A deflection, yes. But he couldn’t very well say, You remind me of the one and only woman who got away. I’d like to wrap your legs around my waist until I forget about her.
“But why would I wish to know you?” she asked, devastatingly.
“Pause for a second and find out. Please.”
“And if I’m late for an appointment with someone I do know?”
“Are you?”
“No,” she admitted, pausing reluctantly. “I was out enjoying the sunshine. You have two minutes.”
The memory of her silhouette against the sun still burned into his soul. “You have a pocket watch?”
Her gaze was flat. “You have one minute and fifty-five seconds.”
“I’m Reuben Medford,” he said again, choosing to begin anew and hoping she would allow him to come to know her a little. “I live in London. If I might be so bold, your accent suggests you’re from London as well?”
She inclined her head. “I am.”
There. That was something. The first concrete thing he knew about her. She lived in London, just like him. Her upper class accent and polished manners indicated she moved in the same social circles Reuben had once been an active part of.
He smiled. “If you’re wondering why our paths haven’t crossed before, it’s because I rarely attend gatherings of the beau monde.”
She gazed back at him, neither indicating she’d held any curiosity as to why they hadn’t met before, nor asking any of the obvious questions, like Why would you avoid the aristocracy?
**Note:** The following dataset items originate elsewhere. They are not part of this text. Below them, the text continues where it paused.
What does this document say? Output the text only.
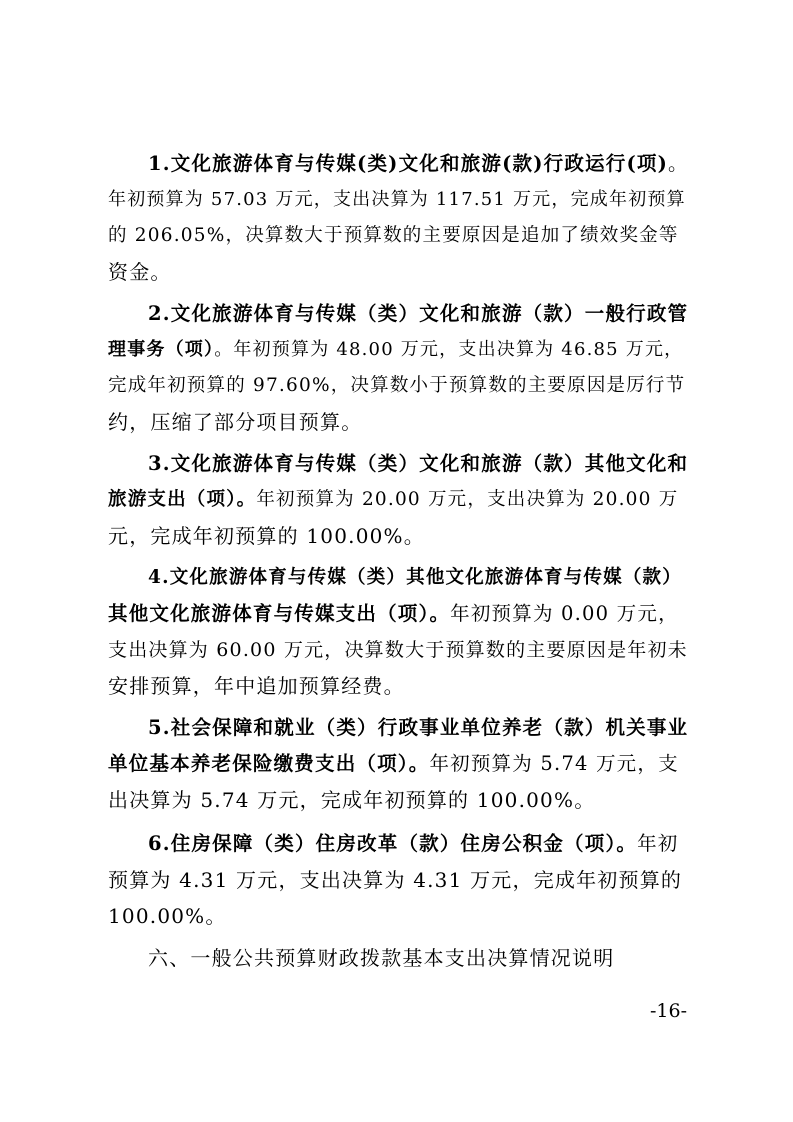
1.文化旅游体育与传媒(类)文化和旅游(款)行政运行(项)。
年初预算为 57.03 万元，支出决算为 117.51 万元，完成年初预算
的 206.05%，决算数大于预算数的主要原因是追加了绩效奖金等
资金。
2.文化旅游体育与传媒（类）文化和旅游（款）一般行政管
理事务（项）。年初预算为 48.00 万元，支出决算为 46.85 万元，
完成年初预算的 97.60%，决算数小于预算数的主要原因是厉行节
约，压缩了部分项目预算。
3.文化旅游体育与传媒（类）文化和旅游（款）其他文化和
旅游支出（项）。年初预算为 20.00 万元，支出决算为 20.00 万
元，完成年初预算的 100.00%。
4.文化旅游体育与传媒（类）其他文化旅游体育与传媒（款）
其他文化旅游体育与传媒支出（项）。年初预算为 0.00 万元，
支出决算为 60.00 万元，决算数大于预算数的主要原因是年初未
安排预算，年中追加预算经费。
5.社会保障和就业（类）行政事业单位养老（款）机关事业
单位基本养老保险缴费支出（项）。年初预算为 5.74 万元，支
出决算为 5.74 万元，完成年初预算的 100.00%。
6.住房保障（类）住房改革（款）住房公积金（项）。年初
预算为 4.31 万元，支出决算为 4.31 万元，完成年初预算的
100.00%。
六、一般公共预算财政拨款基本支出决算情况说明
-16-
Or, What have you been doing instead?
He got the distinct impression she was still counting down the seconds inside her head.
“May I accompany you through the maze?” he offered.
“What about your friends back at the grotto?”
“They…” don’t mean anything to me was absolutely the wrong answer.
In fact, Reuben couldn’t think of a right answer. It was as though his mystery woman had laid a verbal trap for him, which was absurd. Reuben himself had chosen to entertain his harem in the grotto. It was nobody’s fault at all that this woman happened to walk past an extremely public place in the center of a celebrated landmark in the middle of a festival.
“One minute and thirty seconds,” she said, as if bored.
He ground his teeth in consternation. Usually he was much smoother than this. Or rather, usually he needn’t try to be smooth at all. The women he surrounded himself with didn’t much care what Reuben had to say. They wanted what his body could give them, and he was happy to comply.
Being forced to impress a woman in a rapidly diminishing minute-and-a-few-seconds was dizzying and confusing. He’d never had to work this hard. If anything, he’d never had to try at all. He was the one who could pick and choose, who never dallied with the same woman twice, who had a waiting list a mile long.
“Are you staying for the entire festival?” he blurted out.
“I had planned to.”
“Are you here to find a husband?”
“Are you here to find a wife?”
“No,” he answered honestly. If she didn’t know of his wicked reputation, the least he could do was set that much straight. “I’ve no intention to marry.”
“No one has caught your eye?”
Everyone caught his eye. It was his heart that would never be caught.